We do not support M1 and M2 processors natively yet but Cozy Desktop should work fine with the emulation.
macOS version | supported | comment |
---|---|---|
13 “Ventura” | yes | |
12 “Monterey” | yes | |
— | — | — |
11 “Big Sur” | no | should work |
10.15 “Catalina” | no | end of life reached |
10.14 “Mojave” | no | end of life reached |
10.13 “High Sierra” | no | end of life reached |
10.12 “Sierra” | no | end of life reached |
10.11 “El Capitan” | no | end of life reached |
10.10 “Yosemite” | no | end of life reached |
10.9 “Mavericks” | no | end of life reached |
10.8 “Mountain Lion” | no | end of life reached |
10.7 “Lion” | no | end of life reached |
10.6 “Snow Leopard” | no | end of life reached |
Slash (/
) vs colon (:
) on macOS¶
Quoting this paper from Wilfredo Sánchez, senior software engineer at Apple :
Another obvious problem is the different path separators between HFS+ (colon, ‘:’) and UFS (slash, ‘/’).
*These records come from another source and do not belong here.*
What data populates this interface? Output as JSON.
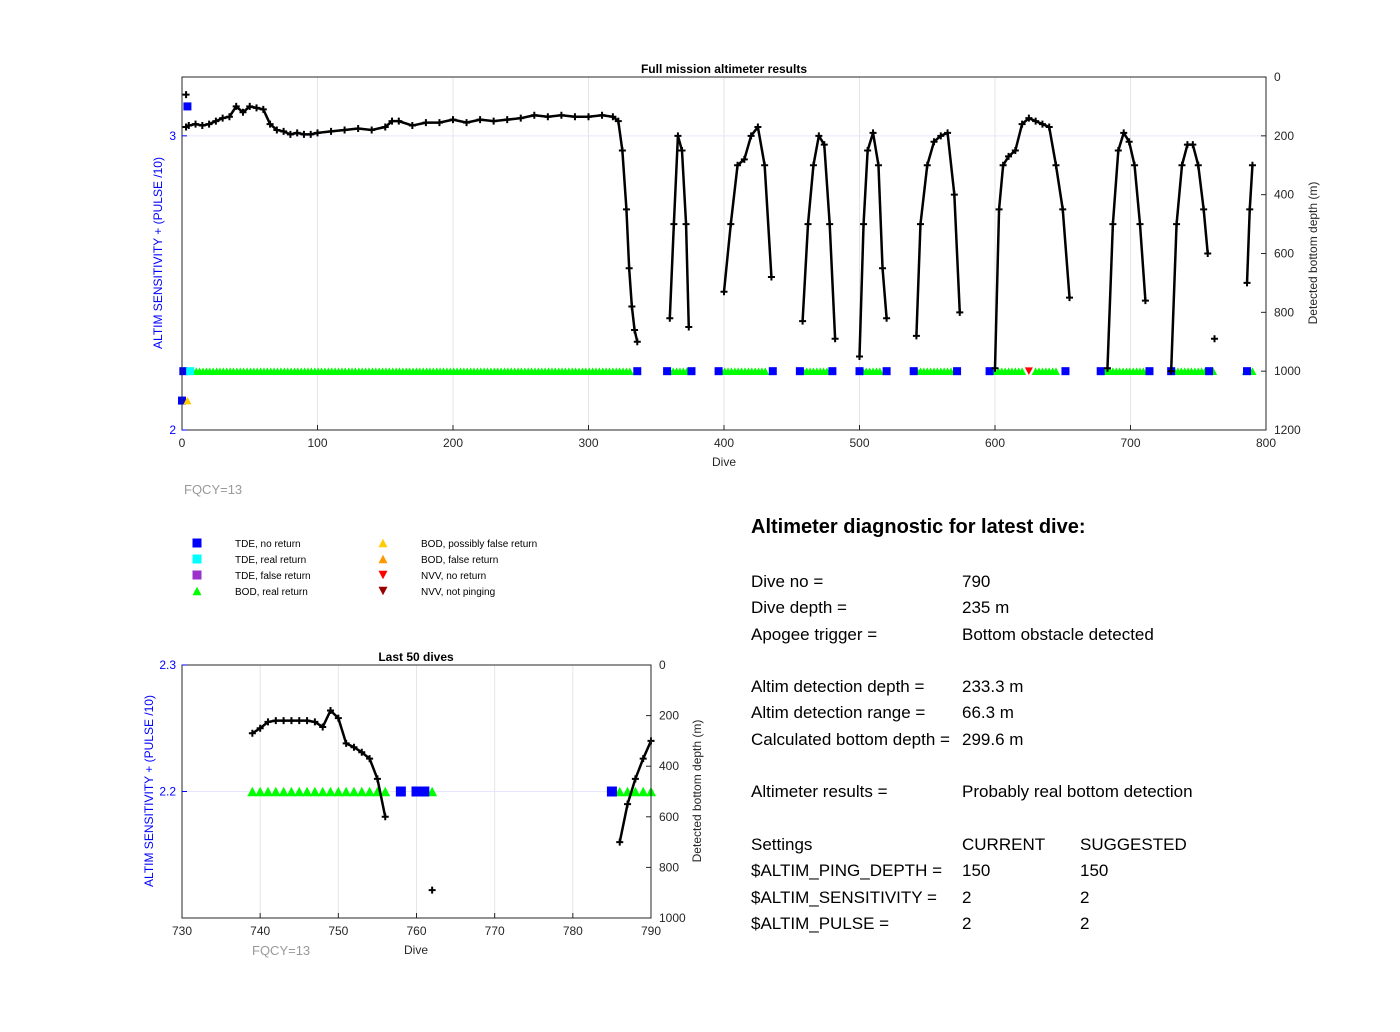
{
  "main_chart": {
    "title": "Full mission altimeter results",
    "xlabel": "Dive",
    "ylabel_left": "ALTIM SENSITIVITY + (PULSE /10)",
    "ylabel_right": "Detected bottom depth (m)",
    "fqcy_label": "FQCY=13"
  },
  "zoom_chart": {
    "title": "Last 50 dives",
    "xlabel": "Dive",
    "ylabel_left": "ALTIM SENSITIVITY + (PULSE /10)",
    "ylabel_right": "Detected bottom depth (m)",
    "fqcy_label": "FQCY=13"
  },
  "legend": [
    {
      "label": "TDE, no return",
      "marker": "square",
      "color": "#0000ff"
    },
    {
      "label": "TDE, real return",
      "marker": "square",
      "color": "#00ffff"
    },
    {
      "label": "TDE, false return",
      "marker": "square",
      "color": "#9933cc"
    },
    {
      "label": "BOD, real return",
      "marker": "triangle-up",
      "color": "#00ff00"
    },
    {
      "label": "BOD, possibly false return",
      "marker": "triangle-up",
      "color": "#ffcc00"
    },
    {
      "label": "BOD, false return",
      "marker": "triangle-up",
      "color": "#ff9900"
    },
    {
      "label": "NVV, no return",
      "marker": "triangle-down",
      "color": "#ff0000"
    },
    {
      "label": "NVV, not pinging",
      "marker": "triangle-down",
      "color": "#990000"
    }
  ],
  "diagnostic": {
    "title": "Altimeter diagnostic for latest dive:",
    "dive_no_label": "Dive no =",
    "dive_no": "790",
    "dive_depth_label": "Dive depth =",
    "dive_depth": "235 m",
    "apogee_label": "Apogee trigger =",
    "apogee": "Bottom obstacle detected",
    "det_depth_label": "Altim detection depth =",
    "det_depth": "233.3 m",
    "det_range_label": "Altim detection range =",
    "det_range": "66.3 m",
    "calc_depth_label": "Calculated bottom depth =",
    "calc_depth": "299.6 m",
    "results_label": "Altimeter results =",
    "results": "Probably real bottom detection",
    "settings_label": "Settings",
    "current_label": "CURRENT",
    "suggested_label": "SUGGESTED",
    "ping_label": "$ALTIM_PING_DEPTH =",
    "ping_current": "150",
    "ping_suggested": "150",
    "sens_label": "$ALTIM_SENSITIVITY =",
    "sens_current": "2",
    "sens_suggested": "2",
    "pulse_label": "$ALTIM_PULSE =",
    "pulse_current": "2",
    "pulse_suggested": "2"
  },
  "chart_data": [
    {
      "name": "Full mission altimeter results",
      "type": "scatter",
      "x_range": [
        0,
        800
      ],
      "x_ticks": [
        0,
        100,
        200,
        300,
        400,
        500,
        600,
        700,
        800
      ],
      "y_left_range": [
        2,
        3.2
      ],
      "y_left_ticks": [
        2,
        3
      ],
      "y_right_range": [
        1200,
        0
      ],
      "y_right_ticks": [
        0,
        200,
        400,
        600,
        800,
        1000,
        1200
      ],
      "grid": true,
      "bottom_depth_segments": [
        {
          "x": [
            3,
            5,
            10,
            15,
            20,
            25,
            30,
            35,
            40,
            45,
            50,
            55,
            60,
            65,
            70,
            75,
            80,
            85,
            90,
            95,
            100,
            110,
            120,
            130,
            140,
            150,
            155,
            160,
            170,
            180,
            190,
            200,
            210,
            220,
            230,
            240,
            250,
            260,
            270,
            280,
            290,
            300,
            310,
            318,
            322,
            325,
            328,
            330,
            332,
            334,
            336
          ],
          "y": [
            170,
            165,
            160,
            165,
            160,
            150,
            140,
            135,
            100,
            120,
            100,
            105,
            110,
            160,
            180,
            185,
            195,
            190,
            195,
            195,
            190,
            185,
            180,
            175,
            180,
            170,
            150,
            150,
            165,
            155,
            155,
            145,
            155,
            145,
            150,
            145,
            140,
            130,
            135,
            130,
            135,
            135,
            130,
            135,
            150,
            250,
            450,
            650,
            780,
            860,
            900
          ]
        },
        {
          "x": [
            360,
            363,
            366,
            369,
            372,
            374
          ],
          "y": [
            820,
            500,
            200,
            250,
            500,
            850
          ]
        },
        {
          "x": [
            400,
            405,
            410,
            415,
            420,
            425,
            430,
            435
          ],
          "y": [
            730,
            500,
            300,
            280,
            200,
            170,
            300,
            680
          ]
        },
        {
          "x": [
            458,
            462,
            466,
            470,
            474,
            478,
            482
          ],
          "y": [
            830,
            500,
            300,
            200,
            230,
            500,
            890
          ]
        },
        {
          "x": [
            500,
            503,
            506,
            510,
            514,
            517,
            520
          ],
          "y": [
            950,
            500,
            250,
            190,
            300,
            650,
            820
          ]
        },
        {
          "x": [
            542,
            545,
            550,
            555,
            560,
            565,
            570,
            574
          ],
          "y": [
            880,
            500,
            300,
            220,
            200,
            190,
            400,
            800
          ]
        },
        {
          "x": [
            600,
            603,
            606,
            610,
            615,
            620,
            625,
            630,
            635,
            640,
            645,
            650,
            655
          ],
          "y": [
            990,
            450,
            300,
            270,
            250,
            160,
            140,
            150,
            160,
            170,
            300,
            450,
            750
          ]
        },
        {
          "x": [
            683,
            687,
            691,
            695,
            699,
            703,
            707,
            711
          ],
          "y": [
            990,
            500,
            250,
            190,
            220,
            300,
            500,
            760
          ]
        },
        {
          "x": [
            730,
            734,
            738,
            742,
            746,
            750,
            754,
            757
          ],
          "y": [
            1000,
            500,
            300,
            230,
            230,
            300,
            450,
            600
          ]
        },
        {
          "x": [
            786,
            788,
            790
          ],
          "y": [
            700,
            450,
            300
          ]
        }
      ],
      "isolated_points": [
        {
          "x": 3,
          "y": 60
        },
        {
          "x": 762,
          "y": 890
        }
      ],
      "markers": [
        {
          "category": "BOD, real return",
          "x_ranges": [
            [
              8,
              332
            ],
            [
              360,
              376
            ],
            [
              398,
              432
            ],
            [
              456,
              478
            ],
            [
              500,
              515
            ],
            [
              540,
              568
            ],
            [
              600,
              622
            ],
            [
              630,
              645
            ],
            [
              682,
              710
            ],
            [
              730,
              755
            ],
            [
              761,
              763
            ],
            [
              785,
              790
            ]
          ],
          "y": 2.2
        },
        {
          "category": "TDE, no return",
          "x": [
            1,
            336,
            358,
            376,
            396,
            436,
            456,
            480,
            500,
            520,
            540,
            572,
            596,
            652,
            678,
            714,
            730,
            758,
            786
          ],
          "y": 2.2
        },
        {
          "category": "TDE, real return",
          "x": [
            6
          ],
          "y": 2.2
        },
        {
          "category": "TDE, no return",
          "x": [
            0,
            4
          ],
          "y": [
            2.1,
            3.1
          ]
        },
        {
          "category": "BOD, possibly false return",
          "x": [
            4
          ],
          "y": 2.1
        },
        {
          "category": "NVV, no return",
          "x": [
            625
          ],
          "y": 2.2
        }
      ]
    },
    {
      "name": "Last 50 dives",
      "type": "scatter",
      "x_range": [
        730,
        790
      ],
      "x_ticks": [
        730,
        740,
        750,
        760,
        770,
        780,
        790
      ],
      "y_left_range": [
        2.1,
        2.3
      ],
      "y_left_ticks": [
        2.2,
        2.3
      ],
      "y_right_range": [
        1000,
        0
      ],
      "y_right_ticks": [
        0,
        200,
        400,
        600,
        800,
        1000
      ],
      "grid": true,
      "bottom_depth_segments": [
        {
          "x": [
            739,
            740,
            741,
            742,
            743,
            744,
            745,
            746,
            747,
            748,
            749,
            750,
            751,
            752,
            753,
            754,
            755,
            756
          ],
          "y": [
            270,
            250,
            225,
            220,
            220,
            220,
            220,
            220,
            225,
            245,
            180,
            210,
            310,
            325,
            345,
            370,
            450,
            600
          ]
        },
        {
          "x": [
            786,
            787,
            788,
            789,
            790
          ],
          "y": [
            700,
            550,
            450,
            370,
            300
          ]
        }
      ],
      "isolated_points": [
        {
          "x": 762,
          "y": 890
        }
      ],
      "markers": [
        {
          "category": "BOD, real return",
          "x": [
            739,
            740,
            741,
            742,
            743,
            744,
            745,
            746,
            747,
            748,
            749,
            750,
            751,
            752,
            753,
            754,
            755,
            756,
            762,
            786,
            787,
            788,
            789,
            790
          ],
          "y": 2.2
        },
        {
          "category": "TDE, no return",
          "x": [
            758,
            760,
            761,
            785
          ],
          "y": 2.2
        }
      ]
    }
  ]
}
This also means that HFS+ file names may contain the slash character and not colons, while the opposite is true for UFS file names. This was easy to address, though it involves transforming strings back and forth. The HFS+ implementation in the kernel’s VFS layer converts colon to slash and vice versa when reading from and writing to the on-disk format. So on disk the separator is a colon, but at the VFS layer (and therefore anything above it and the kernel, such as libc) it’s a slash. However, the traditional Mac OS toolkits expect colons, so above the BSD layer, the core Carbon toolkit does yet another translation. The result is that Carbon applications see colons, and everyone else sees slashes. This can create a user-visible schizophrenia in the rare cases of file names containing colon characters, which appear to Carbon applications as slash characters, but to BSD programs and Cocoa applications as colons.